Jonatan Alvarado, voice, guitar
Jonatan Alvarado is a singer and player of (very) old songs, be them contained by medieval and renaissance manuscripts scattered all over the world, or found in the oral traditions of Europe and the Americas. He took his first musical steps in the guitar class at the conservatory and in the municipal choirs of Mercedes, Buenos Aires, conducted by Amalia Guaragna. He then studied Orchestral Conducting, Choral Conducting and Composition at the National University of La Plata. In 2011 he moved to the Netherlands, where he graduated with honors in singing and lute at the Amsterdam Conservatory, in the classes of Xenia Meijer and Fred Jacobs respectively. His specialization in medieval and renaissance repertoire was developed under the guidance of Dr. Rebecca Stewart.

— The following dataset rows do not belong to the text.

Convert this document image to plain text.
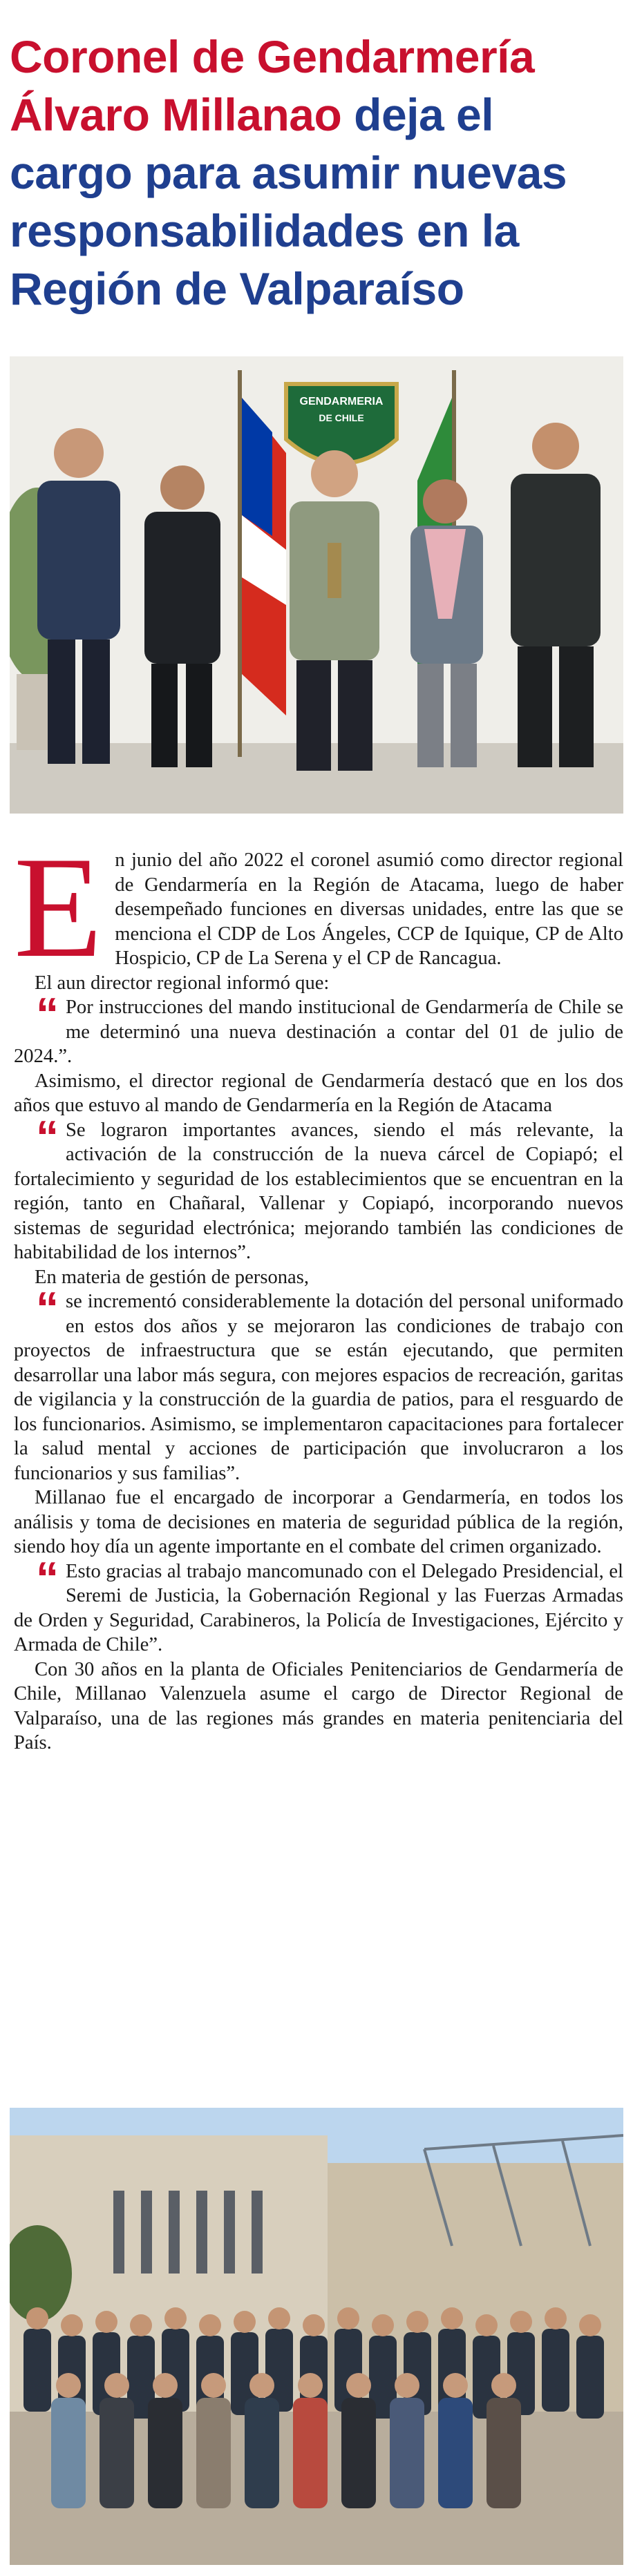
Coronel de Gendarmería Álvaro Millanao deja el cargo para asumir nuevas responsabilidades en la Región de Valparaíso
GENDARMERIA
DE CHILE

En junio del año 2022 el coronel asumió como director regional de Gendarmería en la Región de Atacama, luego de haber desempeñado funciones en diversas unidades, entre las que se menciona el CDP de Los Ángeles, CCP de Iquique, CP de Alto Hospicio, CP de La Serena y el CP de Rancagua.

El aun director regional informó que:

“ Por instrucciones del mando institucional de Gendarmería de Chile se me determinó una nueva destinación a contar del 01 de julio de 2024.”.

Asimismo, el director regional de Gendarmería destacó que en los dos años que estuvo al mando de Gendarmería en la Región de Atacama

“ Se lograron importantes avances, siendo el más relevante, la activación de la construcción de la nueva cárcel de Copiapó; el fortalecimiento y seguridad de los establecimientos que se encuentran en la región, tanto en Chañaral, Vallenar y Copiapó, incorporando nuevos sistemas de seguridad electrónica; mejorando también las condiciones de habitabilidad de los internos”.

En materia de gestión de personas,

“ se incrementó considerablemente la dotación del personal uniformado en estos dos años y se mejoraron las condiciones de trabajo con proyectos de infraestructura que se están ejecutando, que permiten desarrollar una labor más segura, con mejores espacios de recreación, garitas de vigilancia y la construcción de la guardia de patios, para el resguardo de los funcionarios. Asimismo, se implementaron capacitaciones para fortalecer la salud mental y acciones de participación que involucraron a los funcionarios y sus familias”.

Millanao fue el encargado de incorporar a Gendarmería, en todos los análisis y toma de decisiones en materia de seguridad pública de la región, siendo hoy día un agente importante en el combate del crimen organizado.

“ Esto gracias al trabajo mancomunado con el Delegado Presidencial, el Seremi de Justicia, la Gobernación Regional y las Fuerzas Armadas de Orden y Seguridad, Carabineros, la Policía de Investigaciones, Ejército y Armada de Chile”.

Con 30 años en la planta de Oficiales Penitenciarios de Gendarmería de Chile, Millanao Valenzuela asume el cargo de Director Regional de Valparaíso, una de las regiones más grandes en materia penitenciaria del País.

He is musical director and co-founder – together with the Portuguese Nuno Atalaia – of the ensemble Seconda Pratica, which specializes in the performance of Ibero-American music from the 15th to the 17th centuries. He is also a member of Da Tempera Velha, Sollazo Ensemble and Concerto di Margheritta. He collaborates regularly with lutenist Ariel Abramovich and guitarists Jessica Denys and Samuel Diz, as well as with the ensembles Armonía Concertada and ClubMédieval.
His first solo CD, “Pajarillos Fugitivos” (Ayros 2018) was nominated for the International Classical Music Awards in the category of Best Early Music Vocal Album. He has performed in the most important festivals and stages of his speciality, from Boston to Utrecht, from the Bimhuis in Amsterdam and the Konzerthaus in Vienna to the Minatomirai Hall in Yokohama.
Jonatan Alvarado’s eclectic musical restlessness extends his artistic activity to completely disparate projects, always under the common denominator of working from historically informed sources and the use of historical instruments, as in the recovery of the unpublished songbooks of the Spanish Republican exile, the interpretation of tango and Argentine song from the early 20th century in his second solo album “Voces de Bronce” (TRPTK, 2023), or the recovery of the medieval musical archive of the Cathedral of Tui.